The statement has just been created,
and already knows its I<datasource> (an instance of
L<DBIx::DataModel::Meta::Source|DBIx::DataModel::Meta::Source>).

Statements are rarely created by a direct call to the C<new()> method;
instead, they are created indirectly, by calling method C<select()>
on a datasource.


=item REFINED

  $statement->refine(%arguments);

The
L<refine()|DBIx::DataModel::Doc::Reference/refine()>
method stores parameters within the statement object, like
C<-columns> to retrieve, C<-where> clauses, etc.

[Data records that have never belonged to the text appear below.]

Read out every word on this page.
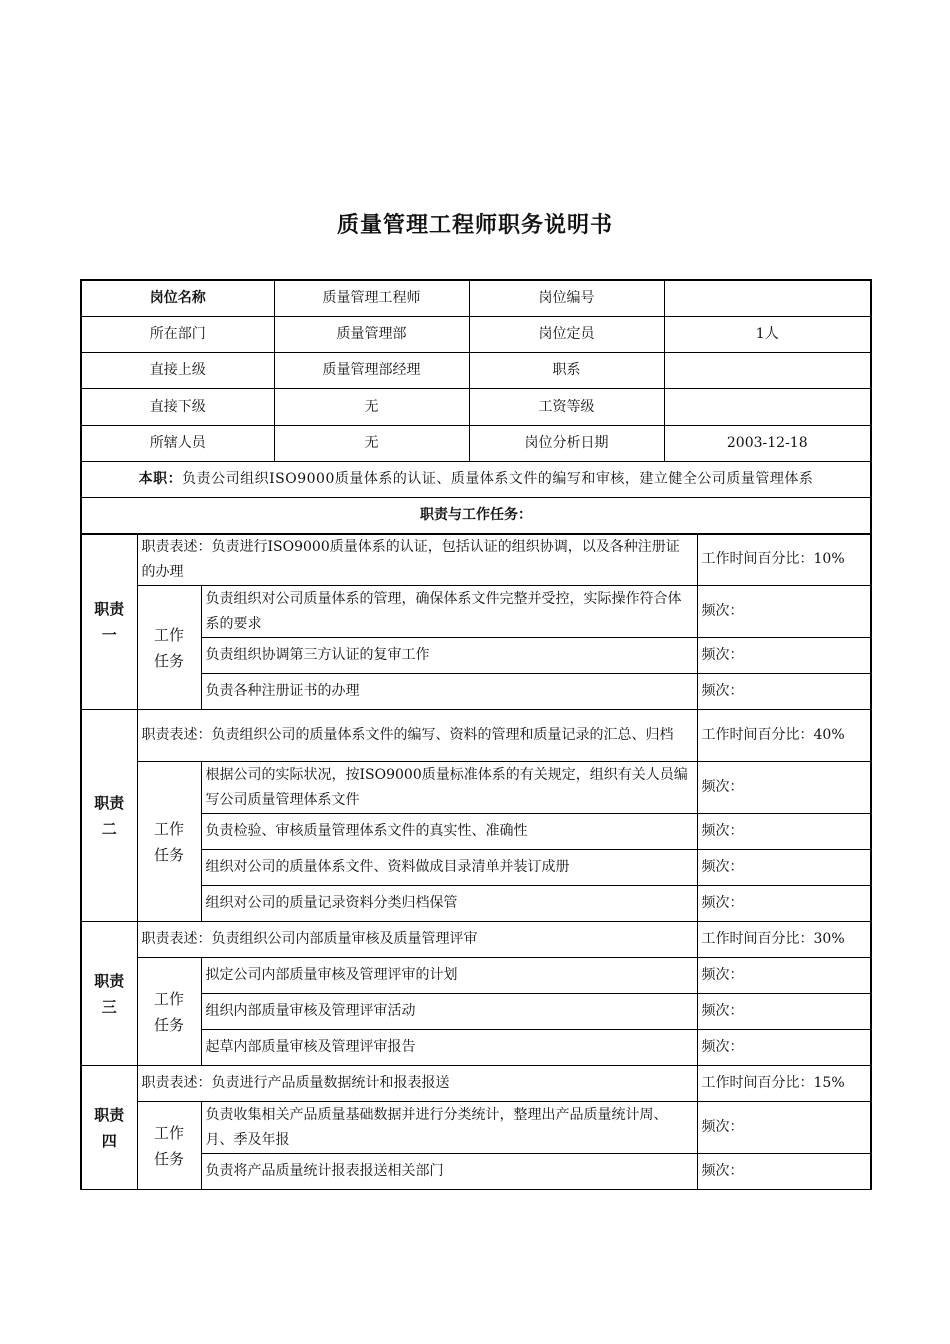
质量管理工程师职务说明书
岗位名称	质量管理工程师	岗位编号	
所在部门	质量管理部	岗位定员	1人
直接上级	质量管理部经理	职系	
直接下级	无	工资等级	
所辖人员	无	岗位分析日期	2003-12-18
本职：负责公司组织ISO9000质量体系的认证、质量体系文件的编写和审核，建立健全公司质量管理体系			
职责与工作任务：			
职责一	职责表述：负责进行ISO9000质量体系的认证，包括认证的组织协调，以及各种注册证的办理		工作时间百分比：10%
	工作任务	负责组织对公司质量体系的管理，确保体系文件完整并受控，实际操作符合体系的要求	频次：
		负责组织协调第三方认证的复审工作	频次：
		负责各种注册证书的办理	频次：
职责二	职责表述：负责组织公司的质量体系文件的编写、资料的管理和质量记录的汇总、归档		工作时间百分比：40%
	工作任务	根据公司的实际状况，按ISO9000质量标准体系的有关规定，组织有关人员编写公司质量管理体系文件	频次：
		负责检验、审核质量管理体系文件的真实性、准确性	频次：
		组织对公司的质量体系文件、资料做成目录清单并装订成册	频次：
		组织对公司的质量记录资料分类归档保管	频次：
职责三	职责表述：负责组织公司内部质量审核及质量管理评审		工作时间百分比：30%
	工作任务	拟定公司内部质量审核及管理评审的计划	频次：
		组织内部质量审核及管理评审活动	频次：
		起草内部质量审核及管理评审报告	频次：
职责四	职责表述：负责进行产品质量数据统计和报表报送		工作时间百分比：15%
	工作任务	负责收集相关产品质量基础数据并进行分类统计，整理出产品质量统计周、月、季及年报	频次：
		负责将产品质量统计报表报送相关部门	频次：
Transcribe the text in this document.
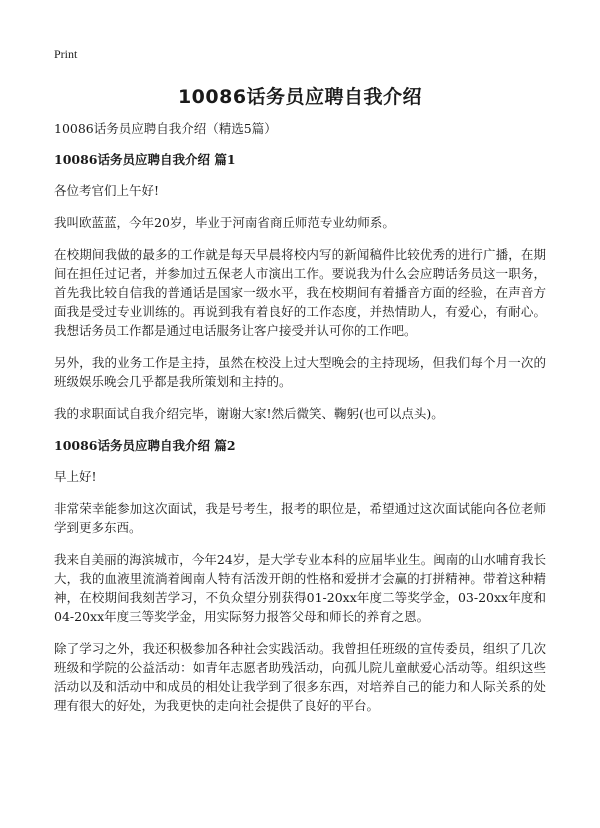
Print
10086话务员应聘自我介绍

10086话务员应聘自我介绍（精选5篇）

10086话务员应聘自我介绍 篇1

各位考官们上午好!

我叫欧蓝蓝，今年20岁，毕业于河南省商丘师范专业幼师系。

在校期间我做的最多的工作就是每天早晨将校内写的新闻稿件比较优秀的进行广播，在期间在担任过记者，并参加过五保老人市演出工作。要说我为什么会应聘话务员这一职务，首先我比较自信我的普通话是国家一级水平，我在校期间有着播音方面的经验，在声音方面我是受过专业训练的。再说到我有着良好的工作态度，并热情助人，有爱心，有耐心。我想话务员工作都是通过电话服务让客户接受并认可你的工作吧。

另外，我的业务工作是主持，虽然在校没上过大型晚会的主持现场，但我们每个月一次的班级娱乐晚会几乎都是我所策划和主持的。

我的求职面试自我介绍完毕，谢谢大家!然后微笑、鞠躬(也可以点头)。

10086话务员应聘自我介绍 篇2

早上好!

非常荣幸能参加这次面试，我是号考生，报考的职位是，希望通过这次面试能向各位老师学到更多东西。

我来自美丽的海滨城市，今年24岁，是大学专业本科的应届毕业生。闽南的山水哺育我长大，我的血液里流淌着闽南人特有活泼开朗的性格和爱拼才会赢的打拼精神。带着这种精神，在校期间我刻苦学习，不负众望分别获得01-20xx年度二等奖学金，03-20xx年度和04-20xx年度三等奖学金，用实际努力报答父母和师长的养育之恩。

除了学习之外，我还积极参加各种社会实践活动。我曾担任班级的宣传委员，组织了几次班级和学院的公益活动：如青年志愿者助残活动，向孤儿院儿童献爱心活动等。组织这些活动以及和活动中和成员的相处让我学到了很多东西，对培养自己的能力和人际关系的处理有很大的好处，为我更快的走向社会提供了良好的平台。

The statement is then bumped into C<REFINED> state.  While in this
state, C<refine()> can be called again several times, accumulating
parameters in several steps. This is useful for example when one
application module knows only one part of the request,
while other criteria are known by another module; this situation is
quite frequent in web application, where some criteria come from
back-office constraints, while other criteria come from forms filled
by users.

Early binding of values to placeholders may also occur through the
L<bind()|DBIx::DataModel::Doc::Reference/bind()>
method. This useful when some pairs C<< name => $value >> are
already accessible, but without knowing yet where those names will
be used in the SQL query. Such situations can happen for example when
fetching rows associated to an initial data row : the values
of the initial row may become criteria for the new SQL request.


=item SQLIZED

The
L<sqlize()|DBIx::DataModel::Doc::Reference/sqlize()>
method gathers all parameters accumulated so far within the statement,
generates the SQL, and bumps the statement into C<SQLIZED> state.

At this point, it is no longer possible to call the
L<refine()|DBIx::DataModel::Doc::Reference/refine()>
method to add new clauses. However, it is still possible to call the
L<bind()|DBIx::DataModel::Doc::Reference/bind()>
method to bind values to the placeholders.

=item PREPARED

The
L<prepare()|DBIx::DataModel::Doc::Reference/prepare()>
method calls L<DBI/prepare> to get a DBI sth handle, and
bumps the statement into C<PREPARED> state.

=item EXECUTED

The
L<execute()|DBIx::DataModel::Doc::Reference/execute()>
method calls L<DBI/execute> to execute the statement on the database side,
and bumps the statement into C<EXECUTED> state.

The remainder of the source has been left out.